The other model that is more prevalent today is the third-party model, or the early earned wage access. And the earned wage access or early access to earned wages is where the hourly paid workers, even monthly paid workers, typically lower income or living paycheck to paycheck, have an unexpected emergency outside of the pay cycle. The fintech companies provide the capital and takes the financial risk of providing early access to earned but unpaid wages.

For the real-time continuous model, you have to do tax and deductions, remittances. You have to produce a compliance-based statement. It's considered compliance payment of wages. The second model, the early access to earned wages where a partner typically subs the money not the employer and the partner takes the financial risk, that is not seen as payment of wages. That happens after next pay is remitted. The paying that back is not part of the payroll process. In that model, oftentimes employers don't even have to do anything. This need to access money early, whether it's the real-time on demand for certain industries that it fits well like the Uber and Lyft drivers, or whether it's low income workers who have an emergency, we at ADP feel that we have a responsibility to develop solutions that will provide greater financial opportunities for workers. We are exploring a number of new systems through which workers will be able to access their earned wages early before the next pay day. And we've had dozens of meetings in the last 12 months with regulators, legislators, and customer advocacy organizations to explore how these programs should be designed and overseen for the benefit of consumers.

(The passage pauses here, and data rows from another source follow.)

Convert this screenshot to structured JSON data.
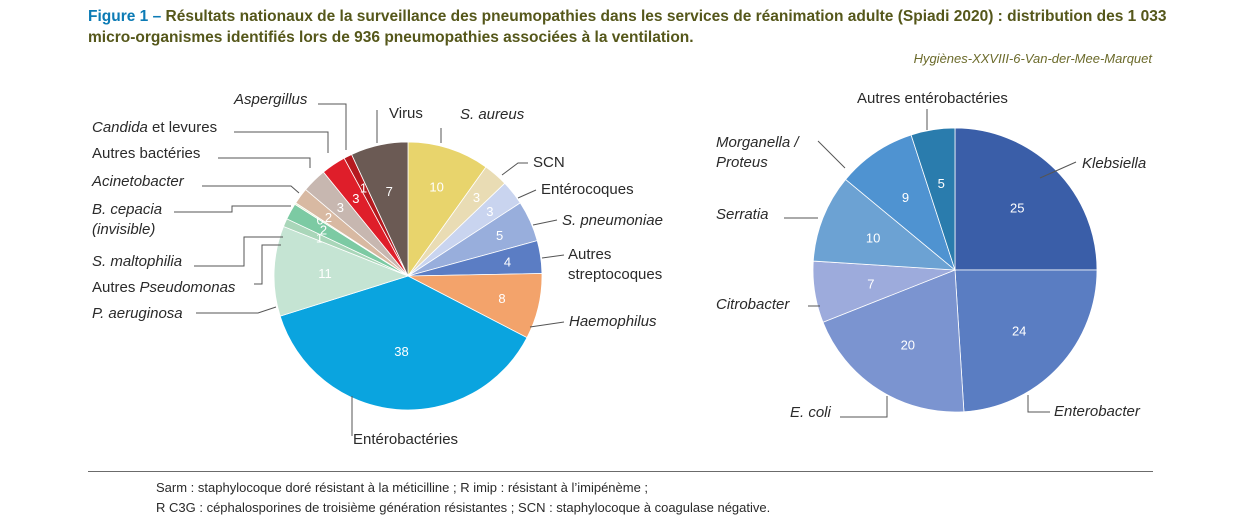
{
  "header": {
    "figure_label": "Figure 1 – ",
    "title_text": "Résultats nationaux de la surveillance des pneumopathies dans les services de réanimation adulte (Spiadi 2020) : distribution des 1 033 micro-organismes identifiés lors de 936 pneumopathies associées à la ventilation.",
    "credit": "Hygiènes-XXVIII-6-Van-der-Mee-Marquet"
  },
  "chart_data": [
    {
      "type": "pie",
      "slices": [
        {
          "label": "S. aureus",
          "value": 10,
          "value_label": "10",
          "color": "#e8d46c",
          "italic": true
        },
        {
          "label": "SCN",
          "value": 3,
          "value_label": "3",
          "color": "#e9dcb4",
          "italic": false
        },
        {
          "label": "Entérocoques",
          "value": 3,
          "value_label": "3",
          "color": "#c9d4ef",
          "italic": false
        },
        {
          "label": "S. pneumoniae",
          "value": 5,
          "value_label": "5",
          "color": "#98aedc",
          "italic": true
        },
        {
          "label": "Autres|streptocoques",
          "value": 4,
          "value_label": "4",
          "color": "#5b7dc4",
          "italic": false
        },
        {
          "label": "Haemophilus",
          "value": 8,
          "value_label": "8",
          "color": "#f3a36b",
          "italic": true
        },
        {
          "label": "Entérobactéries",
          "value": 38,
          "value_label": "38",
          "color": "#0aa4df",
          "italic": false
        },
        {
          "label": "P. aeruginosa",
          "value": 11,
          "value_label": "11",
          "color": "#c5e4d3",
          "italic": true
        },
        {
          "label": "Autres Pseudomonas",
          "value": 1,
          "value_label": "1",
          "color": "#a9d6b9",
          "italic": false
        },
        {
          "label": "S. maltophilia",
          "value": 2,
          "value_label": "2",
          "color": "#7ccaa3",
          "italic": true
        },
        {
          "label": "B. cepacia|(invisible)",
          "value": 0.2,
          "value_label": "0",
          "color": "#e3ecc4",
          "italic": true
        },
        {
          "label": "Acinetobacter",
          "value": 2,
          "value_label": "2",
          "color": "#d8b9a2",
          "italic": true
        },
        {
          "label": "Autres bactéries",
          "value": 3,
          "value_label": "3",
          "color": "#c7b7b0",
          "italic": false
        },
        {
          "label": "Candida et levures",
          "value": 3,
          "value_label": "3",
          "color": "#df1e2a",
          "italic": false
        },
        {
          "label": "Aspergillus",
          "value": 1,
          "value_label": "1",
          "color": "#b5191f",
          "italic": true
        },
        {
          "label": "Virus",
          "value": 7,
          "value_label": "7",
          "color": "#6b5a54",
          "italic": false
        }
      ]
    },
    {
      "type": "pie",
      "slices": [
        {
          "label": "Klebsiella",
          "value": 25,
          "value_label": "25",
          "color": "#3a5ea8",
          "italic": true
        },
        {
          "label": "Enterobacter",
          "value": 24,
          "value_label": "24",
          "color": "#5a7dc2",
          "italic": true
        },
        {
          "label": "E. coli",
          "value": 20,
          "value_label": "20",
          "color": "#7b94d0",
          "italic": true
        },
        {
          "label": "Citrobacter",
          "value": 7,
          "value_label": "7",
          "color": "#9dabdc",
          "italic": true
        },
        {
          "label": "Serratia",
          "value": 10,
          "value_label": "10",
          "color": "#6ca2d3",
          "italic": true
        },
        {
          "label": "Morganella /|Proteus",
          "value": 9,
          "value_label": "9",
          "color": "#4f93d1",
          "italic": true
        },
        {
          "label": "Autres entérobactéries",
          "value": 5,
          "value_label": "5",
          "color": "#2a7cad",
          "italic": false
        }
      ]
    }
  ],
  "footnotes": {
    "line1": "Sarm : staphylocoque doré résistant à la méticilline ; R imip : résistant à l’imipénème ;",
    "line2": "R C3G : céphalosporines de troisième génération résistantes ; SCN : staphylocoque à coagulase négative."
  }
}
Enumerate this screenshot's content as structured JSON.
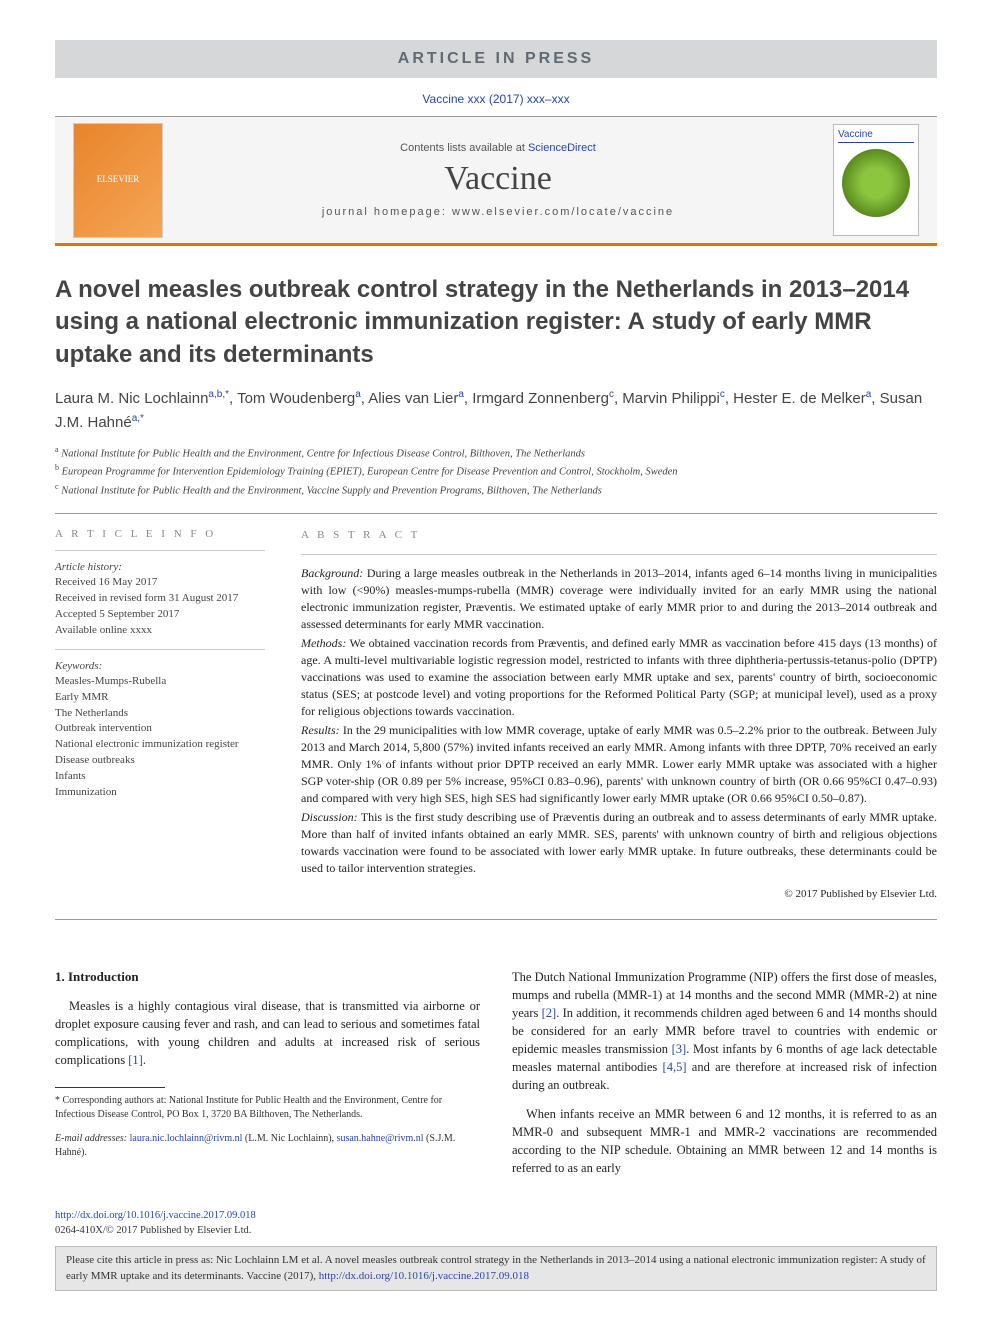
{
  "aip": "ARTICLE IN PRESS",
  "reference": "Vaccine xxx (2017) xxx–xxx",
  "masthead": {
    "contents_prefix": "Contents lists available at ",
    "contents_link": "ScienceDirect",
    "journal": "Vaccine",
    "homepage_label": "journal homepage: www.elsevier.com/locate/vaccine",
    "publisher": "ELSEVIER",
    "cover_label": "Vaccine"
  },
  "title": "A novel measles outbreak control strategy in the Netherlands in 2013–2014 using a national electronic immunization register: A study of early MMR uptake and its determinants",
  "authors_html": "Laura M. Nic Lochlainn<sup>a,b,*</sup>, Tom Woudenberg<sup>a</sup>, Alies van Lier<sup>a</sup>, Irmgard Zonnenberg<sup>c</sup>, Marvin Philippi<sup>c</sup>, Hester E. de Melker<sup>a</sup>, Susan J.M. Hahné<sup>a,*</sup>",
  "affiliations": [
    {
      "sup": "a",
      "text": "National Institute for Public Health and the Environment, Centre for Infectious Disease Control, Bilthoven, The Netherlands"
    },
    {
      "sup": "b",
      "text": "European Programme for Intervention Epidemiology Training (EPIET), European Centre for Disease Prevention and Control, Stockholm, Sweden"
    },
    {
      "sup": "c",
      "text": "National Institute for Public Health and the Environment, Vaccine Supply and Prevention Programs, Bilthoven, The Netherlands"
    }
  ],
  "info": {
    "heading": "A R T I C L E   I N F O",
    "history_label": "Article history:",
    "history": [
      "Received 16 May 2017",
      "Received in revised form 31 August 2017",
      "Accepted 5 September 2017",
      "Available online xxxx"
    ],
    "keywords_label": "Keywords:",
    "keywords": [
      "Measles-Mumps-Rubella",
      "Early MMR",
      "The Netherlands",
      "Outbreak intervention",
      "National electronic immunization register",
      "Disease outbreaks",
      "Infants",
      "Immunization"
    ]
  },
  "abstract": {
    "heading": "A B S T R A C T",
    "sections": [
      {
        "label": "Background:",
        "text": " During a large measles outbreak in the Netherlands in 2013–2014, infants aged 6–14 months living in municipalities with low (<90%) measles-mumps-rubella (MMR) coverage were individually invited for an early MMR using the national electronic immunization register, Præventis. We estimated uptake of early MMR prior to and during the 2013–2014 outbreak and assessed determinants for early MMR vaccination."
      },
      {
        "label": "Methods:",
        "text": " We obtained vaccination records from Præventis, and defined early MMR as vaccination before 415 days (13 months) of age. A multi-level multivariable logistic regression model, restricted to infants with three diphtheria-pertussis-tetanus-polio (DPTP) vaccinations was used to examine the association between early MMR uptake and sex, parents' country of birth, socioeconomic status (SES; at postcode level) and voting proportions for the Reformed Political Party (SGP; at municipal level), used as a proxy for religious objections towards vaccination."
      },
      {
        "label": "Results:",
        "text": " In the 29 municipalities with low MMR coverage, uptake of early MMR was 0.5–2.2% prior to the outbreak. Between July 2013 and March 2014, 5,800 (57%) invited infants received an early MMR. Among infants with three DPTP, 70% received an early MMR. Only 1% of infants without prior DPTP received an early MMR. Lower early MMR uptake was associated with a higher SGP voter-ship (OR 0.89 per 5% increase, 95%CI 0.83–0.96), parents' with unknown country of birth (OR 0.66 95%CI 0.47–0.93) and compared with very high SES, high SES had significantly lower early MMR uptake (OR 0.66 95%CI 0.50–0.87)."
      },
      {
        "label": "Discussion:",
        "text": " This is the first study describing use of Præventis during an outbreak and to assess determinants of early MMR uptake. More than half of invited infants obtained an early MMR. SES, parents' with unknown country of birth and religious objections towards vaccination were found to be associated with lower early MMR uptake. In future outbreaks, these determinants could be used to tailor intervention strategies."
      }
    ],
    "copyright": "© 2017 Published by Elsevier Ltd."
  },
  "body": {
    "section_heading": "1. Introduction",
    "left_p1": "Measles is a highly contagious viral disease, that is transmitted via airborne or droplet exposure causing fever and rash, and can lead to serious and sometimes fatal complications, with young children and adults at increased risk of serious complications ",
    "left_ref1": "[1]",
    "left_p1_tail": ".",
    "right_p1": "The Dutch National Immunization Programme (NIP) offers the first dose of measles, mumps and rubella (MMR-1) at 14 months and the second MMR (MMR-2) at nine years ",
    "right_ref2": "[2]",
    "right_p1_mid": ". In addition, it recommends children aged between 6 and 14 months should be considered for an early MMR before travel to countries with endemic or epidemic measles transmission ",
    "right_ref3": "[3]",
    "right_p1_mid2": ". Most infants by 6 months of age lack detectable measles maternal antibodies ",
    "right_ref45": "[4,5]",
    "right_p1_tail": " and are therefore at increased risk of infection during an outbreak.",
    "right_p2": "When infants receive an MMR between 6 and 12 months, it is referred to as an MMR-0 and subsequent MMR-1 and MMR-2 vaccinations are recommended according to the NIP schedule. Obtaining an MMR between 12 and 14 months is referred to as an early"
  },
  "footnotes": {
    "corresp": "* Corresponding authors at: National Institute for Public Health and the Environment, Centre for Infectious Disease Control, PO Box 1, 3720 BA Bilthoven, The Netherlands.",
    "email_label": "E-mail addresses: ",
    "email1": "laura.nic.lochlainn@rivm.nl",
    "email1_name": " (L.M. Nic Lochlainn), ",
    "email2": "susan.hahne@rivm.nl",
    "email2_name": " (S.J.M. Hahné)."
  },
  "doi": {
    "url": "http://dx.doi.org/10.1016/j.vaccine.2017.09.018",
    "issn": "0264-410X/© 2017 Published by Elsevier Ltd."
  },
  "citebox": {
    "text": "Please cite this article in press as: Nic Lochlainn LM et al. A novel measles outbreak control strategy in the Netherlands in 2013–2014 using a national electronic immunization register: A study of early MMR uptake and its determinants. Vaccine (2017), ",
    "url": "http://dx.doi.org/10.1016/j.vaccine.2017.09.018"
  },
  "colors": {
    "link": "#2846a6",
    "accent_rule": "#e47200",
    "aip_bg": "#d5d7d9"
  }
}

FEI Daily: You mentioned that a lot of the changes that you're seeing in the space are resulting from generational shifts. How do you see the pandemic changing the way that we are thinking about payments today, and how do you see it further changing in the future?

Reany: These changes that we've seen the last few months have been incredibly swift. When this event started unfolding we, like most companies, first and foremost focused on the safety of our associates and then, of course, of our clients.

We took quick action to ensure that all of our associates could work from home and still provide our clients and partners with the support they needed. Because we have an obligation to ensure that 40 million workers around the world still got paid on time. People not only want to, but they need to get paid on time.

We've seen businesses around the world transform their organizations practically overnight. The whole event has many of us rethinking the way in which we work, especially as some economies start opening and start thinking about returning to work places. Many businesses and their workers are trying to keep up with the emerging realities of the situation. Some are retraining and redeploying workers to adapt to this current environment that are we in.

With the weight of the recovery regulations that we’re seeing in the US specifically, including the Paycheck Protection Program, businesses are having to navigate unprecedented territory. And it's led to a greater need for expertise in pay, as well as compliance.

FEI Daily: What will all of these changes will mean for senior-level financial executives?

Reany: These emerging realities that we’re facing right now are accelerating the pace of change. It's redefining the future of work. And, so, the senior executives need to wrap their head around the fact that the future of work is forever changed now that we all suddenly had to enable remote work. The future of work, office space, your call centers, how they operate, we've leapfrogged into the future of work.

We've seen greater focus on the financial realities that people are facing and shifting priorities that are having a profound impact on businesses. Executives have to think about the low-income workers. People still getting paid by check, business processes that are still paper and not digital.